Evidence mounting for Hungary’s brutal treatment of migrants

 

There is an increasing number of reports that Hungarian authorities are extremely brutal to migrants trying to get to Western Europe. Two representatives of the Helsinki Committee human rights advocacy visited a transit site in February and told Atlatszo.hu about experiences, where defenseless refugees were tied up with barbed wire or had dogs set on them.

Atlatszo.hu has actively covered how Hungary treats the migrant situation, which escalated in an open clash between those wanting to travel through the country and the authorities protecting the border. At that time, we even walked the road these refugees are forced to take.
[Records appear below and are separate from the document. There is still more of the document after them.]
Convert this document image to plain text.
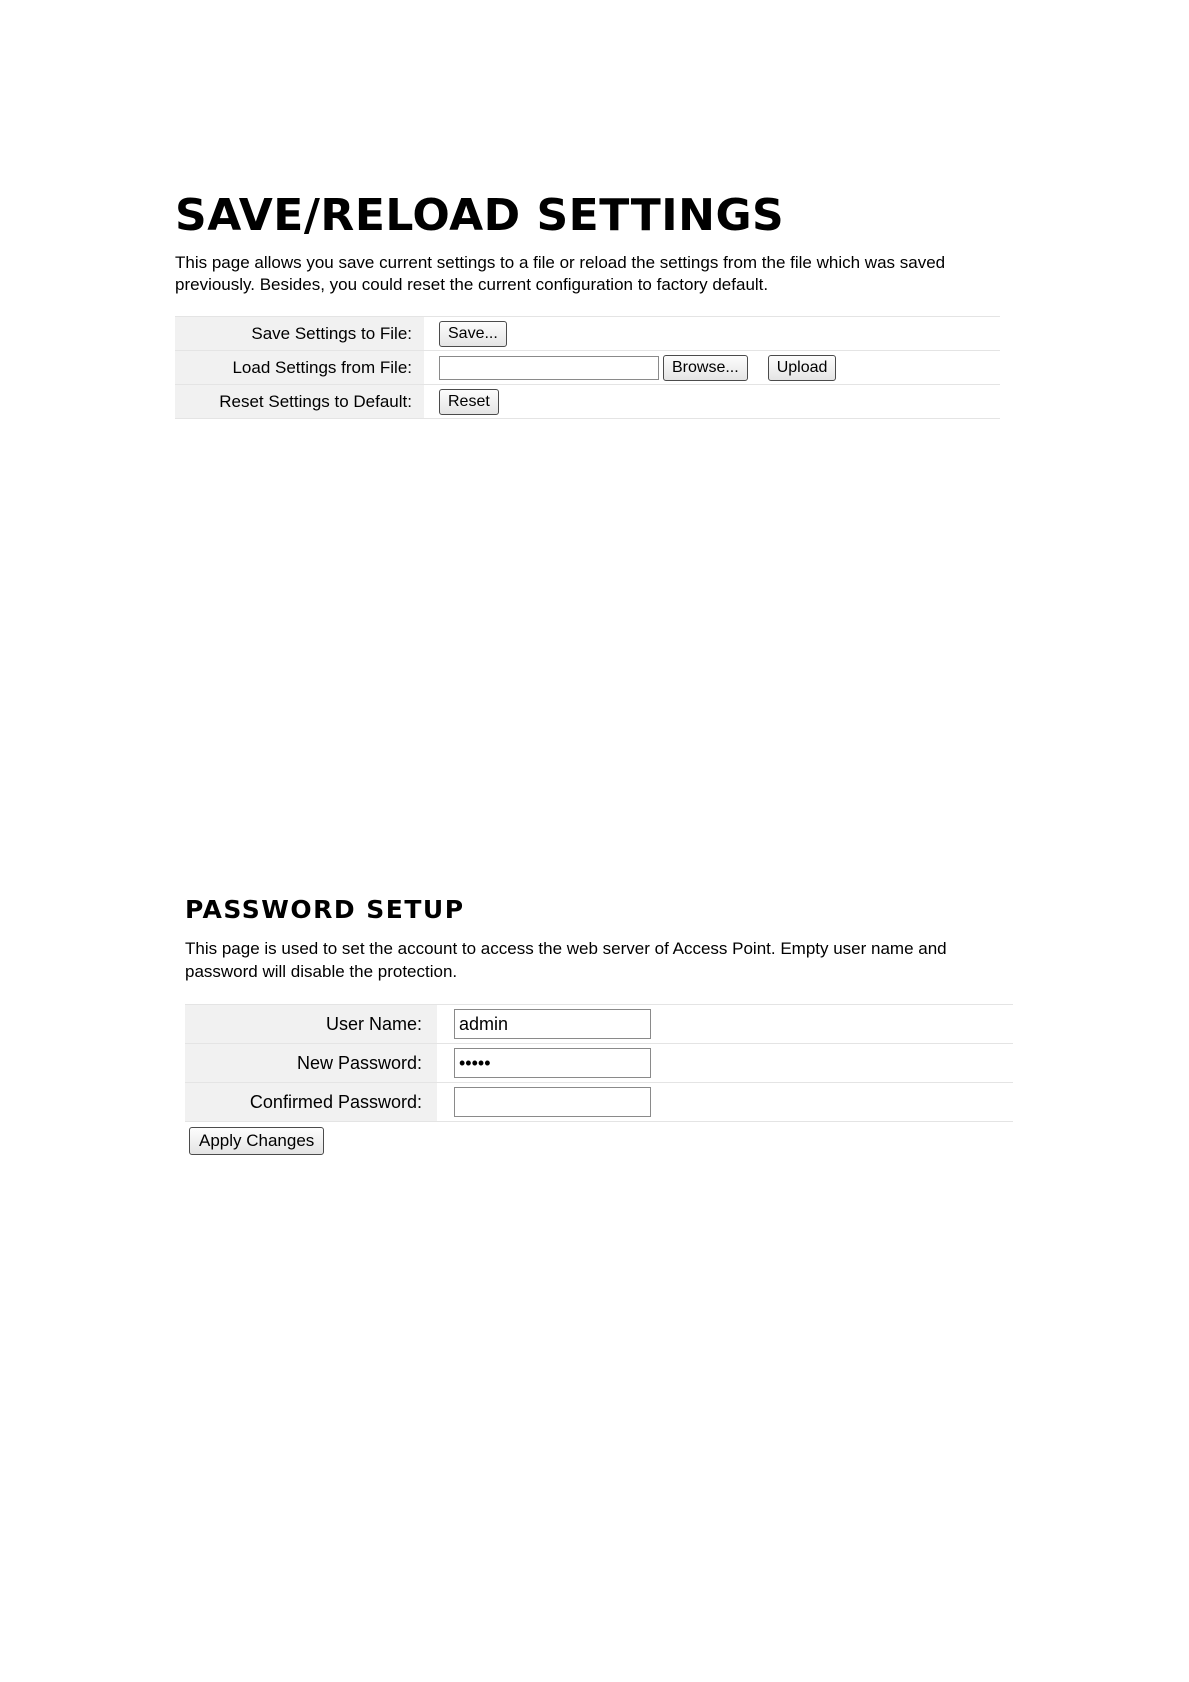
SAVE/RELOAD SETTINGS

This page allows you save current settings to a file or reload the settings from the file which was saved previously. Besides, you could reset the current configuration to factory default.

Save Settings to File:	Save...
Load Settings from File:	Browse... Upload
Reset Settings to Default:	Reset
PASSWORD SETUP

This page is used to set the account to access the web server of Access Point. Empty user name and password will disable the protection.

User Name:	admin
New Password:	•••••
Confirmed Password:	
Apply Changes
After Hungary erected a fence on its southern border, the masses no longer represent a major story in mainstream media, but as we also explored, those wanting to get through the country are often brutally abused by Hungarian authorities. Recently, international civil rights groups made claims and presented photos and other evidence that show injuries on migrants that are the result of beatings or having been the victims of police dogs.

In February, members of the Hungarian Helsinki Committee civil rights group Aniko Bakonyi, Andras Lederer and Zoltan Somogyvari visited the zone between Hungary and Serbia, and told Atlatszo.hu about what they experienced.
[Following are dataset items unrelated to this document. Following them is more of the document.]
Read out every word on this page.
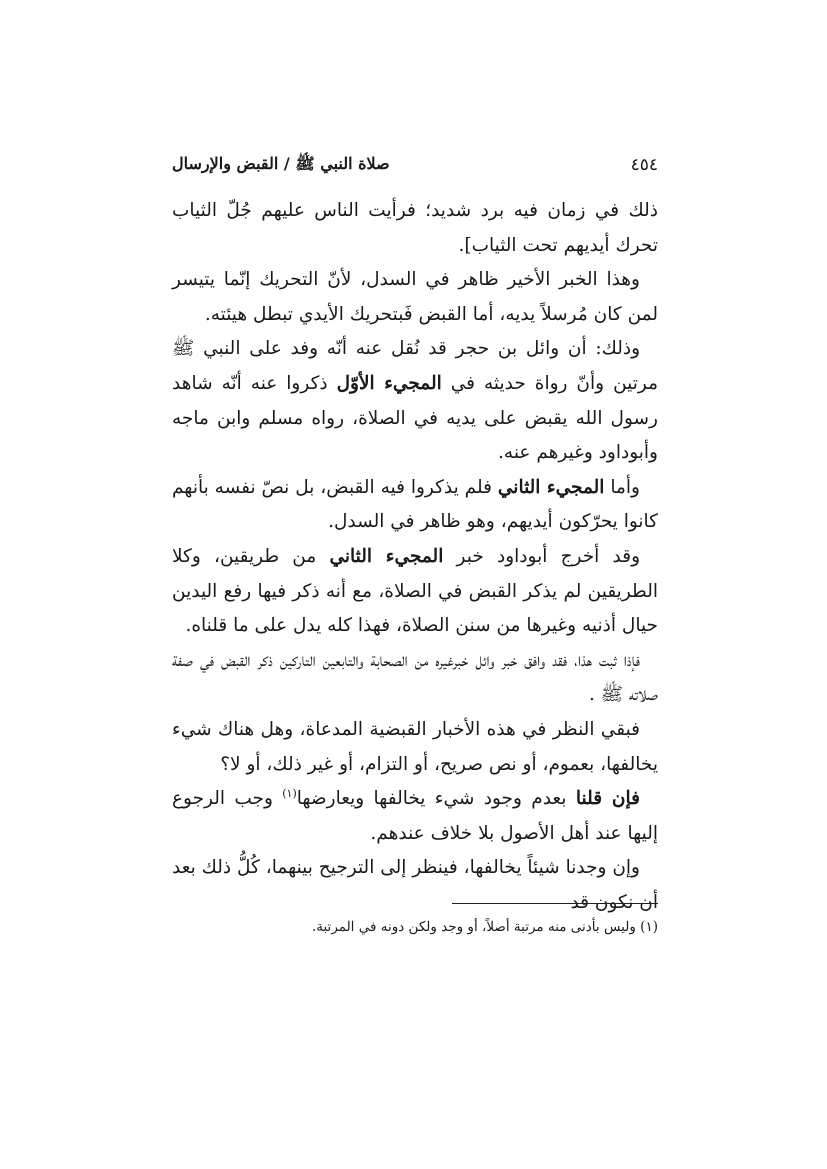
٤٥٤
صلاة النبي ﷺ / القبض والإرسال

ذلك في زمان فيه برد شديد؛ فرأيت الناس عليهم جُلّ الثياب تحرك أيديهم تحت الثياب].

وهذا الخبر الأخير ظاهر في السدل، لأنّ التحريك إنّما يتيسر لمن كان مُرسلاً يديه، أما القبض فَبتحريك الأيدي تبطل هيئته.

وذلك: أن وائل بن حجر قد نُقل عنه أنّه وفد على النبي ﷺ مرتين وأنّ رواة حديثه في المجيء الأوّل ذكروا عنه أنّه شاهد رسول الله يقبض على يديه في الصلاة، رواه مسلم وابن ماجه وأبوداود وغيرهم عنه.

وأما المجيء الثاني فلم يذكروا فيه القبض، بل نصّ نفسه بأنهم كانوا يحرّكون أيديهم، وهو ظاهر في السدل.

وقد أخرج أبوداود خبر المجيء الثاني من طريقين، وكلا الطريقين لم يذكر القبض في الصلاة، مع أنه ذكر فيها رفع اليدين حيال أذنيه وغيرها من سنن الصلاة، فهذا كله يدل على ما قلناه.

فإذا ثبت هذا، فقد وافق خبر وائل خبرغيره من الصحابة والتابعين التاركين ذكر القبض في صفة صلاته ﷺ .

فبقي النظر في هذه الأخبار القبضية المدعاة، وهل هناك شيء يخالفها، بعموم، أو نص صريح، أو التزام، أو غير ذلك، أو لا؟

فإن قلنا بعدم وجود شيء يخالفها ويعارضها$^{(١)}$ وجب الرجوع إليها عند أهل الأصول بلا خلاف عندهم.

وإن وجدنا شيئاً يخالفها، فينظر إلى الترجيح بينهما، كُلُّ ذلك بعد أن نكون قد

(١) وليس بأدنى منه مرتبة أصلاً، أو وجد ولكن دونه في المرتبة.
As they explained, there are some 7,000 people wanting to get across the border, some are there for months, run out of patience and try to cross illegally. The same people state that they are apprehended by officials in blue uniforms and are often beaten, they have the injuries to show in support of their claims.

“Hungarian police bad. Police catch, beat,” is what many of their interview subjects said. The stories and the injuries included mostly beatings, but there were also directed dog attacks and one man reported that the police tied his feet together with barbed wire.

As the Helsinki delegates found, this seems to be a deliberate effort to intimidate those trying to get across, their physical abuse is systematic, it is also usual that their phones are taken and destroyed while they watch, while the money they were carrying is also taken and torn up.

Those apprehended get their pictures taken so they can be referenced if they try to cross again. There is no “standard” in the methods, the point is to intimidate the migrants while police are shouting at them to “go back,” and it is also common to get one or both shoes taken to make the walk back to Serbia even worse.

The standing Hungarian law states that anyone crossing illegally and caught within 8 kilometers of the border must be escorted out at the nearest official crossing station on the border fence if they haven’t engaged in criminal activity. However, a later revision stated that violating the border is a criminal offense in itself, so they can expect to be taken to court to face charges.

As the police argues, they are responsible not only for investigating, but preventing criminal acts – as Helsinki argues, the process in question in collective deportation, which is prohibited under international human rights treaties.